POWER utility Zesa Holdings has projected a ZW$1,35 billion loss this year due to prolonged power cuts, businessdigest has learnt.
BY LISA TAZVIINGA
The country has been subjected to massive rolling power cuts lasting up to 18 hours daily. This has severely crippled industry and, consequently, the national industrial output. Companies said they were losing $200 million a month due to power outages. The Confederation of Zimbabwe Industries (CZI) predicts that the 2019 outlook will be the lowest in three years.
Zimbabwe Electricity Transmission and Distribution Company (ZETDC) acting director Ralph Katsande told businessdigest on the sidelines of a tour of a Turnall Holdings Limited plant in Harare organised by the CZI this week that the power utility is expecting a loss of US$135 million — which translates to about ZW$1,35 billion — in lost sales by year-end if electricity shortages persist.
“Our expectation is that we are going to lose about US$135 million in lost sales because of load shedding. We hope it will be reduced going forward as we get additional power to reduce load-shedding, but if the current situation continues that is the amount of money that Zesa would have lost by year-end,” Katsande said.
He said Zesa is currently focussing on buying power from green energy producers in a bid to increase electricity supply and curb losses.
“As a way of stabilising the power crisis, the regulator, Zimbabwe Energy Regulatory Authority (Zera), is licencing solar players and we are then buying that power ourselves. I know recently a two-megawatt plant was commissioned in Nyabira to add renewable energy to the grid,” Katsande said.
“We need about 1 800MW per day, but unfortunately currently there has been a further scaling down at Kariba, it is now limited down to 190MW from 1 050MW. Hwange is on about 522MW. We receive 50MW from Mozambique, 400MW from Eskom and from small thermals we get about 35MW, that is all the power that’s available. We are still about 700MW short.”
Katsande said Zesa expects to have 170MW from Hwange Unit Six within the next three months and will resume negotiations with HCB of Mozambique to restore power supplies which had been discontinued due to failure to settle debts.

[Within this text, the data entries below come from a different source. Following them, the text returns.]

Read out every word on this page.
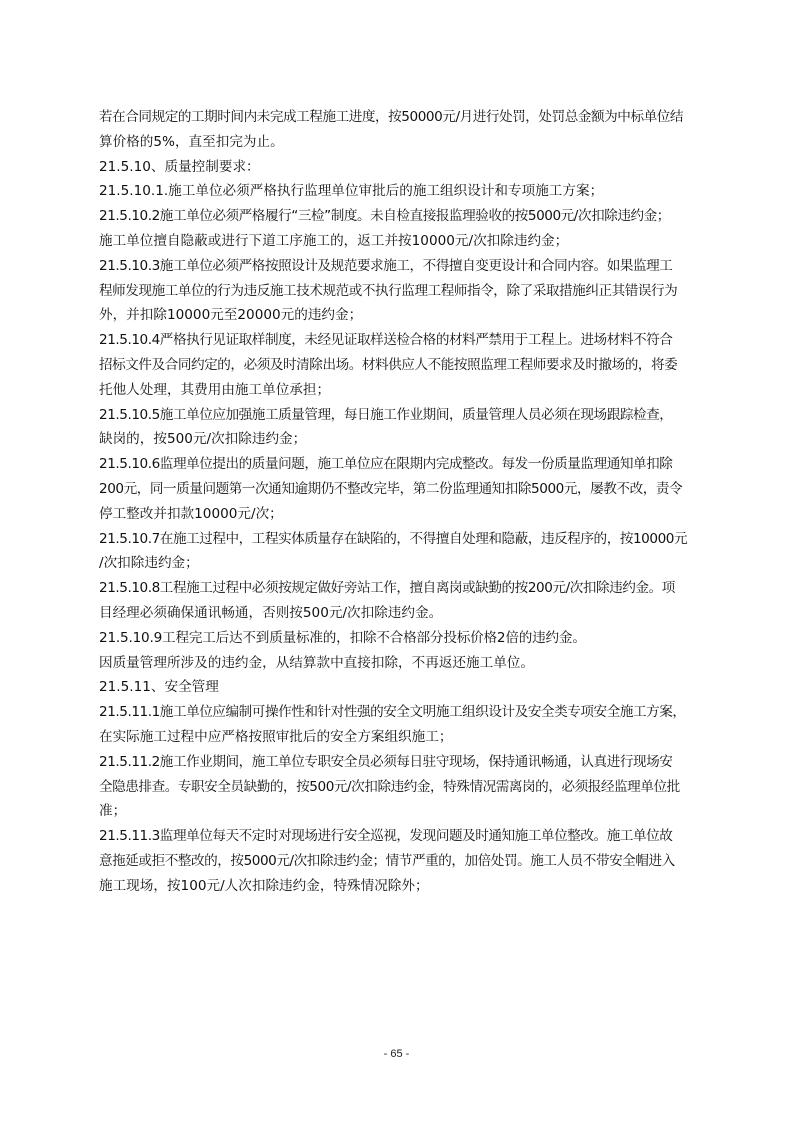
若在合同规定的工期时间内未完成工程施工进度，按50000元/月进行处罚，处罚总金额为中标单位结
算价格的5%，直至扣完为止。
21.5.10、质量控制要求：
21.5.10.1.施工单位必须严格执行监理单位审批后的施工组织设计和专项施工方案；
21.5.10.2施工单位必须严格履行“三检”制度。未自检直接报监理验收的按5000元/次扣除违约金；
施工单位擅自隐蔽或进行下道工序施工的，返工并按10000元/次扣除违约金；
21.5.10.3施工单位必须严格按照设计及规范要求施工，不得擅自变更设计和合同内容。如果监理工
程师发现施工单位的行为违反施工技术规范或不执行监理工程师指令，除了采取措施纠正其错误行为
外，并扣除10000元至20000元的违约金；
21.5.10.4严格执行见证取样制度，未经见证取样送检合格的材料严禁用于工程上。进场材料不符合
招标文件及合同约定的，必须及时清除出场。材料供应人不能按照监理工程师要求及时撤场的，将委
托他人处理，其费用由施工单位承担；
21.5.10.5施工单位应加强施工质量管理，每日施工作业期间，质量管理人员必须在现场跟踪检查，
缺岗的，按500元/次扣除违约金；
21.5.10.6监理单位提出的质量问题，施工单位应在限期内完成整改。每发一份质量监理通知单扣除
200元，同一质量问题第一次通知逾期仍不整改完毕，第二份监理通知扣除5000元，屡教不改，责令
停工整改并扣款10000元/次；
21.5.10.7在施工过程中，工程实体质量存在缺陷的，不得擅自处理和隐蔽，违反程序的，按10000元
/次扣除违约金；
21.5.10.8工程施工过程中必须按规定做好旁站工作，擅自离岗或缺勤的按200元/次扣除违约金。项
目经理必须确保通讯畅通，否则按500元/次扣除违约金。
21.5.10.9工程完工后达不到质量标准的，扣除不合格部分投标价格2倍的违约金。
因质量管理所涉及的违约金，从结算款中直接扣除，不再返还施工单位。
21.5.11、安全管理
21.5.11.1施工单位应编制可操作性和针对性强的安全文明施工组织设计及安全类专项安全施工方案，
在实际施工过程中应严格按照审批后的安全方案组织施工；
21.5.11.2施工作业期间，施工单位专职安全员必须每日驻守现场，保持通讯畅通，认真进行现场安
全隐患排查。专职安全员缺勤的，按500元/次扣除违约金，特殊情况需离岗的，必须报经监理单位批
准；
21.5.11.3监理单位每天不定时对现场进行安全巡视，发现问题及时通知施工单位整改。施工单位故
意拖延或拒不整改的，按5000元/次扣除违约金；情节严重的，加倍处罚。施工人员不带安全帽进入
施工现场，按100元/人次扣除违约金，特殊情况除外；
- 65 -
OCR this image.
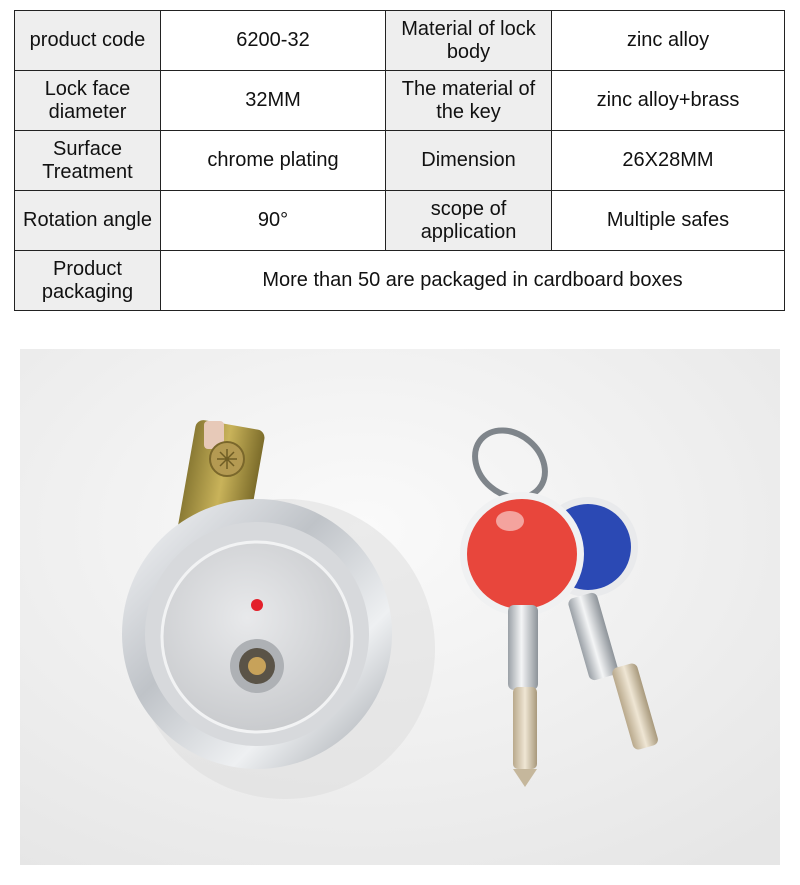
product code	6200-32	Material of lock body	zinc alloy
Lock face diameter	32MM	The material of the key	zinc alloy+brass
Surface Treatment	chrome plating	Dimension	26X28MM
Rotation angle	90°	scope of application	Multiple safes
Product packaging	More than 50 are packaged in cardboard boxes		
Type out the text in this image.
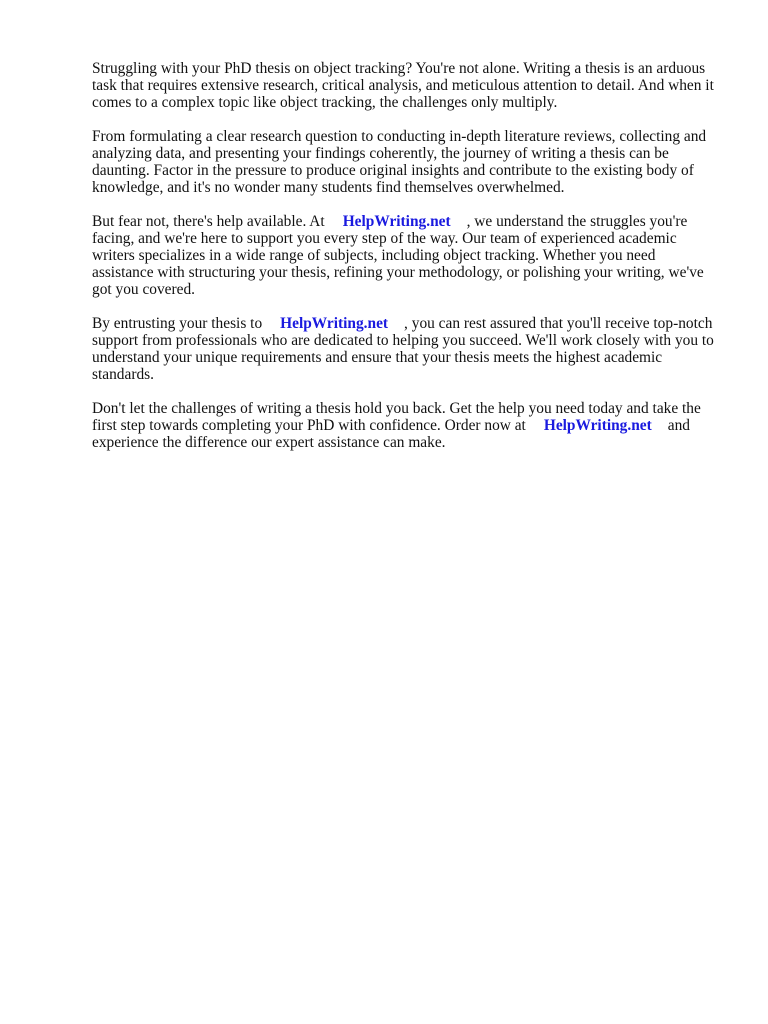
Struggling with your PhD thesis on object tracking? You're not alone. Writing a thesis is an arduous task that requires extensive research, critical analysis, and meticulous attention to detail. And when it comes to a complex topic like object tracking, the challenges only multiply.

From formulating a clear research question to conducting in-depth literature reviews, collecting and analyzing data, and presenting your findings coherently, the journey of writing a thesis can be daunting. Factor in the pressure to produce original insights and contribute to the existing body of knowledge, and it's no wonder many students find themselves overwhelmed.

But fear not, there's help available. At HelpWriting.net , we understand the struggles you're facing, and we're here to support you every step of the way. Our team of experienced academic writers specializes in a wide range of subjects, including object tracking. Whether you need assistance with structuring your thesis, refining your methodology, or polishing your writing, we've got you covered.

By entrusting your thesis to HelpWriting.net , you can rest assured that you'll receive top-notch support from professionals who are dedicated to helping you succeed. We'll work closely with you to understand your unique requirements and ensure that your thesis meets the highest academic standards.

Don't let the challenges of writing a thesis hold you back. Get the help you need today and take the first step towards completing your PhD with confidence. Order now at HelpWriting.net and experience the difference our expert assistance can make.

“There are some interventions to the power problem. In the short term we are relying on imports where we have electricity coming from South Africa. Our next focus is (to import more power from) Mozambique. In the short-term as well, there is Unit Six at Hwange Power Station that is undergoing some repairs, probably in 12 weeks we will have another 170MW coming from that unit which will go a long way in improving the power supply situation,” he said.
For the past four months, the power utility has struggled to generate electricity as water levels at Kariba Dam are depleting due to the drought.
The power supply situation has been worsened by Zesa’s failure to pay regional suppliers, namely South African and Mozambican power utilities Eskom and HCB respectively. This has resulted in both drastically cutting power supply from 400MW to a mere 50MW.
However, Eskom has since restored power supplies after the government negotiated a debt repayment plan which will entail payment of US$890 000 a week underpinned by a US$15 million facility by a financial institution.
Presenting his Mid-Term Fiscal Budget Review earlier this month, Finance minister Mthuli Ncube revised electricity tariffs. This is after Zesa pointed out that the tariffs it had been levying were not viable.
For exporting businesses, tariffs rose from an average of ZW$0,0986 per kilowatt hour (kWh) to an average of ZW$0,45/kWh and electricity for domestic consumers was increased from an average of ZW$0,0986/kWh to an average of ZW$0,27/kWh in response to the current wave of inflation .
Energy minister Fortune Chasi told journalists during the Turnall plant tour that the increase was necessary and is part of a continuous process aimed at making tariffs cost-reflective.
“The tariff issue is a continuous discussion. It is still on the table, we haven’t achieved cost-reflectivity but it is not something that has a big bang and so we have ways of dealing with that. What we have in-built within that tariff increase, small as it is, is a lifeline for the small consumers, so the figure that has been given is what is expected roughly to be expended by families. So we incentivise them to use less by ‘penalising’ them when they use more than what has been indicated in there,” he said.
“We hope that they will be able to operate within the threshold. If one decides then to operate their small industry at home, they then get what is called penalty tariff.”